本論文は、Mortenson WB、Dermers Lらの研究グループによる福祉機器を使用した介入効果についてのRCT研究であり、これまでシステマティックレビュー
1)、使用者である要介護者と介入の効果
2)、介助者の負担感についての評価尺度の開発
3)などの質的・量的研究を報告している。本論文における福祉機器ATは、車いす、電動車いす、杖、歩行器、手すり、などの移動補助具、バスシートなどの屋内ADL用機器などである
4)5)。彼らによるシステマティックレビュー
1)によると、先行研究では効果は認められるとの研究は多く、ATによる家族介助者への効果は認められ、介助者の介助量や情緒的負担感も軽減しているが、いずれもエビデンスの質が課題であるとされている。

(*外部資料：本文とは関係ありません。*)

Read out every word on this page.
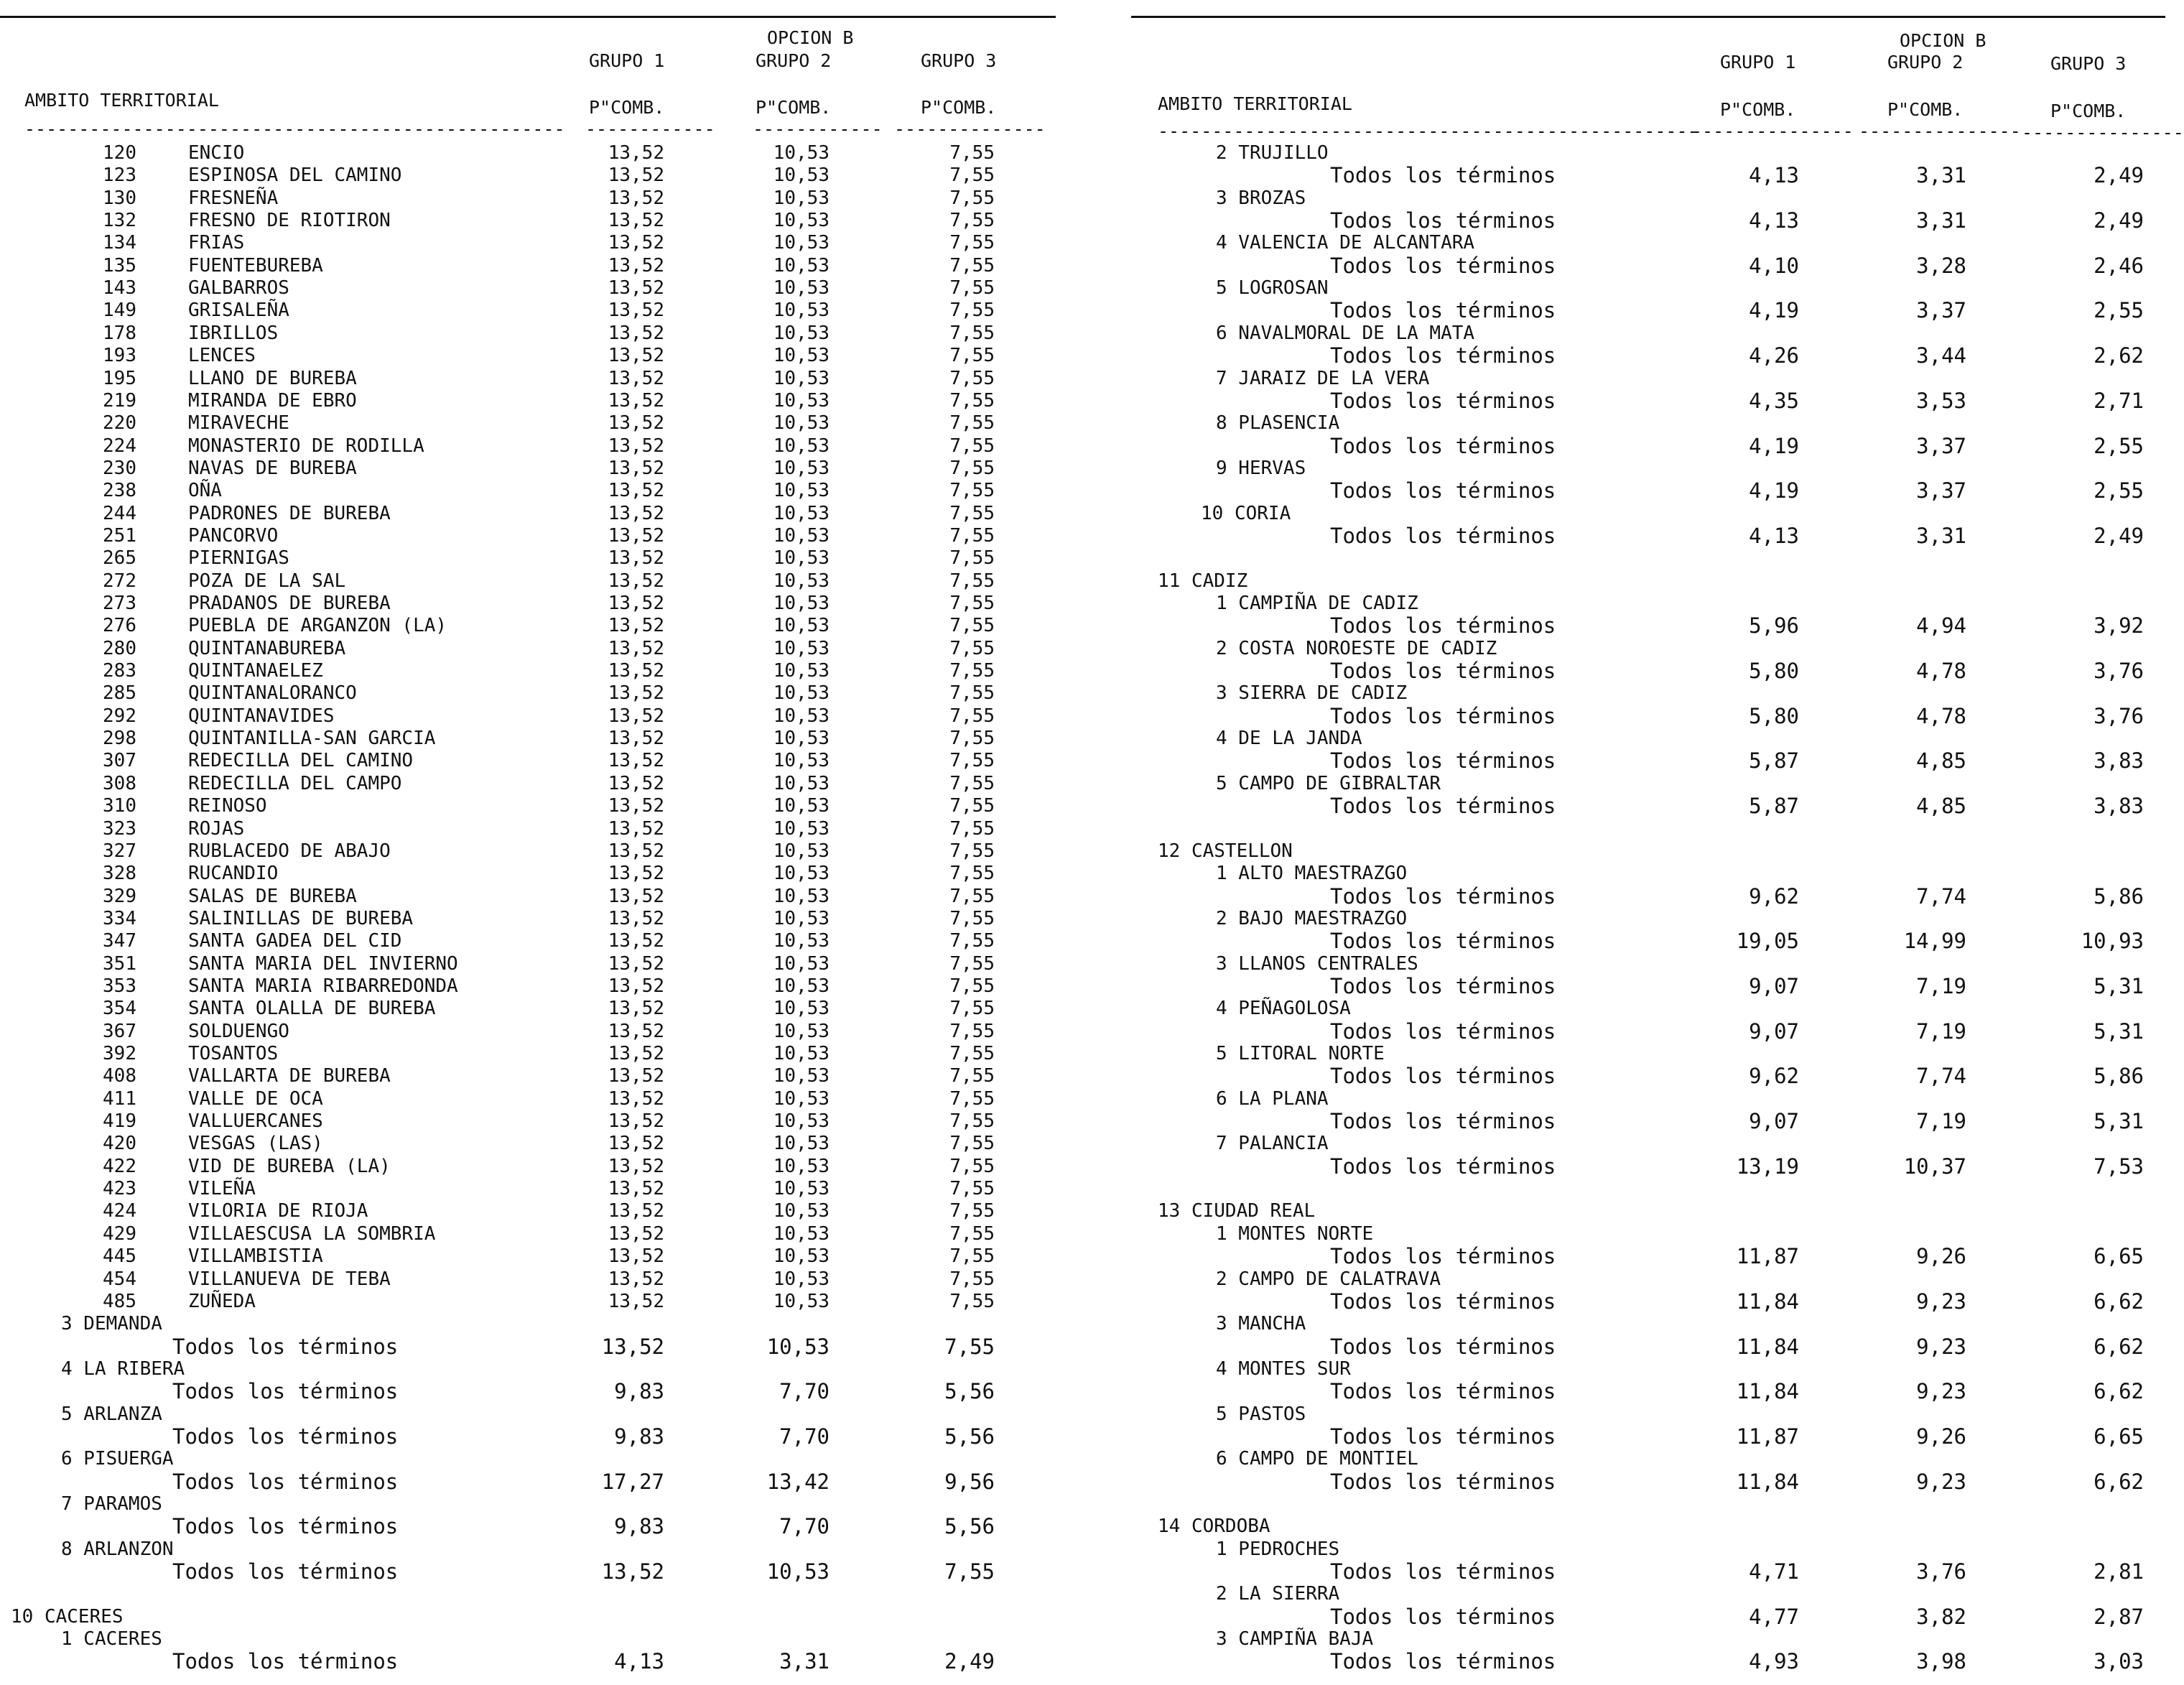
OPCION B
GRUPO 1	GRUPO 2	GRUPO 3
AMBITO TERRITORIAL	P"COMB.	P"COMB.	P"COMB.
-------------------------------------------------- ------------ ------------ --------------
120	ENCIO	13,52	10,53	7,55
123	ESPINOSA DEL CAMINO	13,52	10,53	7,55
130	FRESNEÑA	13,52	10,53	7,55
132	FRESNO DE RIOTIRON	13,52	10,53	7,55
134	FRIAS	13,52	10,53	7,55
135	FUENTEBUREBA	13,52	10,53	7,55
143	GALBARROS	13,52	10,53	7,55
149	GRISALEÑA	13,52	10,53	7,55
178	IBRILLOS	13,52	10,53	7,55
193	LENCES	13,52	10,53	7,55
195	LLANO DE BUREBA	13,52	10,53	7,55
219	MIRANDA DE EBRO	13,52	10,53	7,55
220	MIRAVECHE	13,52	10,53	7,55
224	MONASTERIO DE RODILLA	13,52	10,53	7,55
230	NAVAS DE BUREBA	13,52	10,53	7,55
238	OÑA	13,52	10,53	7,55
244	PADRONES DE BUREBA	13,52	10,53	7,55
251	PANCORVO	13,52	10,53	7,55
265	PIERNIGAS	13,52	10,53	7,55
272	POZA DE LA SAL	13,52	10,53	7,55
273	PRADANOS DE BUREBA	13,52	10,53	7,55
276	PUEBLA DE ARGANZON (LA)	13,52	10,53	7,55
280	QUINTANABUREBA	13,52	10,53	7,55
283	QUINTANAELEZ	13,52	10,53	7,55
285	QUINTANALORANCO	13,52	10,53	7,55
292	QUINTANAVIDES	13,52	10,53	7,55
298	QUINTANILLA-SAN GARCIA	13,52	10,53	7,55
307	REDECILLA DEL CAMINO	13,52	10,53	7,55
308	REDECILLA DEL CAMPO	13,52	10,53	7,55
310	REINOSO	13,52	10,53	7,55
323	ROJAS	13,52	10,53	7,55
327	RUBLACEDO DE ABAJO	13,52	10,53	7,55
328	RUCANDIO	13,52	10,53	7,55
329	SALAS DE BUREBA	13,52	10,53	7,55
334	SALINILLAS DE BUREBA	13,52	10,53	7,55
347	SANTA GADEA DEL CID	13,52	10,53	7,55
351	SANTA MARIA DEL INVIERNO	13,52	10,53	7,55
353	SANTA MARIA RIBARREDONDA	13,52	10,53	7,55
354	SANTA OLALLA DE BUREBA	13,52	10,53	7,55
367	SOLDUENGO	13,52	10,53	7,55
392	TOSANTOS	13,52	10,53	7,55
408	VALLARTA DE BUREBA	13,52	10,53	7,55
411	VALLE DE OCA	13,52	10,53	7,55
419	VALLUERCANES	13,52	10,53	7,55
420	VESGAS (LAS)	13,52	10,53	7,55
422	VID DE BUREBA (LA)	13,52	10,53	7,55
423	VILEÑA	13,52	10,53	7,55
424	VILORIA DE RIOJA	13,52	10,53	7,55
429	VILLAESCUSA LA SOMBRIA	13,52	10,53	7,55
445	VILLAMBISTIA	13,52	10,53	7,55
454	VILLANUEVA DE TEBA	13,52	10,53	7,55
485	ZUÑEDA	13,52	10,53	7,55
3 DEMANDA
Todos los términos	13,52	10,53	7,55
4 LA RIBERA
Todos los términos	9,83	7,70	5,56
5 ARLANZA
Todos los términos	9,83	7,70	5,56
6 PISUERGA
Todos los términos	17,27	13,42	9,56
7 PARAMOS
Todos los términos	9,83	7,70	5,56
8 ARLANZON
Todos los términos	13,52	10,53	7,55
10 CACERES
1 CACERES
Todos los términos	4,13	3,31	2,49
OPCION B
GRUPO 1	GRUPO 2	GRUPO 3
AMBITO TERRITORIAL	P"COMB.	P"COMB.	P"COMB.
--------------------------------------------------
--------------- --------------- ---------------
2 TRUJILLO
Todos los términos	4,13	3,31	2,49
3 BROZAS
Todos los términos	4,13	3,31	2,49
4 VALENCIA DE ALCANTARA
Todos los términos	4,10	3,28	2,46
5 LOGROSAN
Todos los términos	4,19	3,37	2,55
6 NAVALMORAL DE LA MATA
Todos los términos	4,26	3,44	2,62
7 JARAIZ DE LA VERA
Todos los términos	4,35	3,53	2,71
8 PLASENCIA
Todos los términos	4,19	3,37	2,55
9 HERVAS
Todos los términos	4,19	3,37	2,55
10 CORIA
Todos los términos	4,13	3,31	2,49
11 CADIZ
1 CAMPIÑA DE CADIZ
Todos los términos	5,96	4,94	3,92
2 COSTA NOROESTE DE CADIZ
Todos los términos	5,80	4,78	3,76
3 SIERRA DE CADIZ
Todos los términos	5,80	4,78	3,76
4 DE LA JANDA
Todos los términos	5,87	4,85	3,83
5 CAMPO DE GIBRALTAR
Todos los términos	5,87	4,85	3,83
12 CASTELLON
1 ALTO MAESTRAZGO
Todos los términos	9,62	7,74	5,86
2 BAJO MAESTRAZGO
Todos los términos	19,05	14,99	10,93
3 LLANOS CENTRALES
Todos los términos	9,07	7,19	5,31
4 PEÑAGOLOSA
Todos los términos	9,07	7,19	5,31
5 LITORAL NORTE
Todos los términos	9,62	7,74	5,86
6 LA PLANA
Todos los términos	9,07	7,19	5,31
7 PALANCIA
Todos los términos	13,19	10,37	7,53
13 CIUDAD REAL
1 MONTES NORTE
Todos los términos	11,87	9,26	6,65
2 CAMPO DE CALATRAVA
Todos los términos	11,84	9,23	6,62
3 MANCHA
Todos los términos	11,84	9,23	6,62
4 MONTES SUR
Todos los términos	11,84	9,23	6,62
5 PASTOS
Todos los términos	11,87	9,26	6,65
6 CAMPO DE MONTIEL
Todos los términos	11,84	9,23	6,62
14 CORDOBA
1 PEDROCHES
Todos los términos	4,71	3,76	2,81
2 LA SIERRA
Todos los términos	4,77	3,82	2,87
3 CAMPIÑA BAJA
Todos los términos	4,93	3,98	3,03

本論文における在宅において介助者を参加させた福祉機器による介入方法ATPUT(the home-based assistive technology provision, updating and tune-up)とは、以下のプロセスにより構成される。

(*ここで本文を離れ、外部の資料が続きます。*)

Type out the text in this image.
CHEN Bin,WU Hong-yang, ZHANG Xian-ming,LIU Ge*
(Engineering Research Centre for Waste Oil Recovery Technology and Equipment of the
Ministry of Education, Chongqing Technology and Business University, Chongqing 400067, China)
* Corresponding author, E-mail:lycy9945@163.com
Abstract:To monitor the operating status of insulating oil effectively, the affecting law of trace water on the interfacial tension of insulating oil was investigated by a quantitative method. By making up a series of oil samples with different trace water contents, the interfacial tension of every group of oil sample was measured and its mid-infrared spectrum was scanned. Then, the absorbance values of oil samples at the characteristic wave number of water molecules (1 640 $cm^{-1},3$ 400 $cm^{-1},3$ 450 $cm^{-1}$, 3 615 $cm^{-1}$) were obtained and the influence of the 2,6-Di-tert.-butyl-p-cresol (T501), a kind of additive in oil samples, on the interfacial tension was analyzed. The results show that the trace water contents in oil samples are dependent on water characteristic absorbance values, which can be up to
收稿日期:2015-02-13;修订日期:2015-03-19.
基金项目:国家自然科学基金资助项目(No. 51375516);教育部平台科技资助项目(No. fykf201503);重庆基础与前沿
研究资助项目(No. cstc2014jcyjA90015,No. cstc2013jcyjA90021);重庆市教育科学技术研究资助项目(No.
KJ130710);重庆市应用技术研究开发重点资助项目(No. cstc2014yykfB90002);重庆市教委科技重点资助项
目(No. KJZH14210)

- 要介護者と家族介助者と協働して問題のある動作を認識し優先順位付け
- 要介護者のADLと社会参加を在宅や地域で評価
- 介助者による支援やATを把握
- セラピストによる介助とATに関する変更内容を提案
- OTがATの提供、メンテナンス、チューンアップなどの計画について要介護者と介助者との交渉。(ATの推奨、修理や購入費用の援助、AT使用者への使用方法、トレーニング、フォローアップ訪問などの提案も含まれる。)
このATPUTの介入効果検討の尺度として、福祉機器を使用している要介護者のADLやIADL機能と、その介助者の負担感について評価している。要介護者のADLやIADLはSMAF
6)、自ら評価するSR-FIM
7)、地域社会への参加度合いを評価するRNLI
8)、本研究グループが開発した福祉機器使用者へ介入方法と介助者の負担感評価であるCATOM
3)を使用してある。
本論文ではATPUTによる介入をRCTにより検討し、ADLと介護負担への効果は認められたものの、介入群と対照群に効果の差はなかった。両群に有意差はなかった理由としては、対照群においても日常的に行っている介助者による介助は制限されていなかったため、両群の介入内容に明確な差がなかったことと、評価ツールの感度のためと考察されている。効果が認められた先行研究では、ATや人的介助において介入内容や量の明らかな違いのもと比較されていた。
今後は、介助者の参加度合いのコントロールや、様々な側面ができるような評価尺度の感度などが課題となるものと考察されている。日常生活における福祉機器を使用した介助についての介入を検討し、要介護者の生活機能の改善と介助者の介護負担の軽減が示唆されており、在宅ケアを積極的に進める時代にとって有用性の高い論文である。